Pollution Control Agency

  • Efforts to develop the recycling of organic material like food scraps get funding in the bill. Advocates testified that increased funding is needed to meet a recycling goal of 75 percent of waste produced in the Twin Cities metropolitan area. The bill would take $7 million from the existing tax on trash hauling and disposal that is currently being deposited in the General Fund and direct the money to counties as part of the SCORE program. Advocates initially proposed all of the $22 million that’s currently going to the General Fund be steered to the SCORE program.

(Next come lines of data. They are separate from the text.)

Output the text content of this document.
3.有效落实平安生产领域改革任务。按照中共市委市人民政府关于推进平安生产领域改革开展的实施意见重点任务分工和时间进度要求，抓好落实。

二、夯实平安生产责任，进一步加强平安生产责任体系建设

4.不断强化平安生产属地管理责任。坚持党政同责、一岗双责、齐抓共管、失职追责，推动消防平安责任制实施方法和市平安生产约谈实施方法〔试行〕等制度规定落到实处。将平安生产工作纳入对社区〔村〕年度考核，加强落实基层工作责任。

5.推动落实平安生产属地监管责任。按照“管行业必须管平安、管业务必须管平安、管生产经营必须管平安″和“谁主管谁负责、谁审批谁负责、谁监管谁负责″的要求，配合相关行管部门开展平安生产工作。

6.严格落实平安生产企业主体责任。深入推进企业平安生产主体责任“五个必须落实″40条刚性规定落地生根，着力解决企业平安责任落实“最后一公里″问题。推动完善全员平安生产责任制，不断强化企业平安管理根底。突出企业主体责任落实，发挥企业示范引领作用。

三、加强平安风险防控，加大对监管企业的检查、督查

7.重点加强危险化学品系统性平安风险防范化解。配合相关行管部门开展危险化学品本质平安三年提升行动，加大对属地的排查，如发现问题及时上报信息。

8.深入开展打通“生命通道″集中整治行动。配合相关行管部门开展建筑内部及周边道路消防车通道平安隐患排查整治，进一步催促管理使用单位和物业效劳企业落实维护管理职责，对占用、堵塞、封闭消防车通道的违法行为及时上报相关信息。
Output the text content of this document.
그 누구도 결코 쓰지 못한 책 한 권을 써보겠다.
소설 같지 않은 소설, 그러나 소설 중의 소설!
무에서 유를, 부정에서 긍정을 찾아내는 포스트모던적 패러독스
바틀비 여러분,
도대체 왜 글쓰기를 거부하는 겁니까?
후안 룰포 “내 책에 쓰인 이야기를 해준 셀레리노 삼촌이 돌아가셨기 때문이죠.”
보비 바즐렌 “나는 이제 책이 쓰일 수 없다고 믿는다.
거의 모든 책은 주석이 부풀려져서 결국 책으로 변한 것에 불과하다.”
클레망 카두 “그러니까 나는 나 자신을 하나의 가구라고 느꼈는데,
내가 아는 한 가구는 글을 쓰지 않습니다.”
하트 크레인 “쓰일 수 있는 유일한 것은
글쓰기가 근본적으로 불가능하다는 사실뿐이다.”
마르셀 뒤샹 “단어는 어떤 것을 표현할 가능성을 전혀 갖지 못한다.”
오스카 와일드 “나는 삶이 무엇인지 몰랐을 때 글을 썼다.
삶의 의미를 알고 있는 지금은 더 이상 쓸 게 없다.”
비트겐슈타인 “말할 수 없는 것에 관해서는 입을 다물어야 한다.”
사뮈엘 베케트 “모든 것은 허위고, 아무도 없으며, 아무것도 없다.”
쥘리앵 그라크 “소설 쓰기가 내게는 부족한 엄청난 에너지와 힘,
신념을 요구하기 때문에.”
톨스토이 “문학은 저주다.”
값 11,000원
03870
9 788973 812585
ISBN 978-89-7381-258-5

But that would have exceeded the committee’s fiscal target. The proposal was initially introduced as HF2564 by Rep. Frank Hornstein (DFL-Mpls).
  • Lawmakers are hoping a relatively small amount of money goes a long way in learning how non-biodegradable plastic beads used in cosmetic products pose a threat to the health of the state’s surface water. The agency would receive $1,000 to study the existing literature on the damage that tiny micro beads cause to ecosystems and human health. A PCA official testified the tiny micro beads are getting through sewer systems and eventually threaten the food chain. The PCA would need to present its findings to the relevant legislative committees by Dec. 15, 2014. The bill was initially introduced as HF2101 by Hansen.
  • Concerned parents have come to the Capitol this session asking lawmakers to make it easier for them to obtain information about potentially harmful chemicals in their children’s toys. The so-called “Toxic Free Kids Act” would require makers of products that contain chemicals that are regarded as a “high concern” by the Department of Health to notify the agency. Industry groups have raised concerns that the proposed law would differ from other state  laws. The bill would generate $335,000 in 2015 from the General Fund.

Department of Natural Resources

State parks need money to fix roofs and complete odd jobs that are too small to be eligible for bonding money. Of $2.1 million for the department, the bill would allocate $1.6 million from the General Fund for state park improvements. The funding would pay for deferred maintenance in parks, Wagenius said.

University of Minnesota

Invasive weeds and pests would want to stay away from the new Invasive Terrestrial Plants and Pests Center. The bill would give $5.1 million from the General Fund for the center at the University of Minnesota. The bill also would give the center $490,000 from the Environment and Natural Resources Trust Fund, which is supported by proceeds from the Minnesota Lottery. The proposal was initially introduced as HF1976 by Rep. Andrew Falk (DFL-Murdock).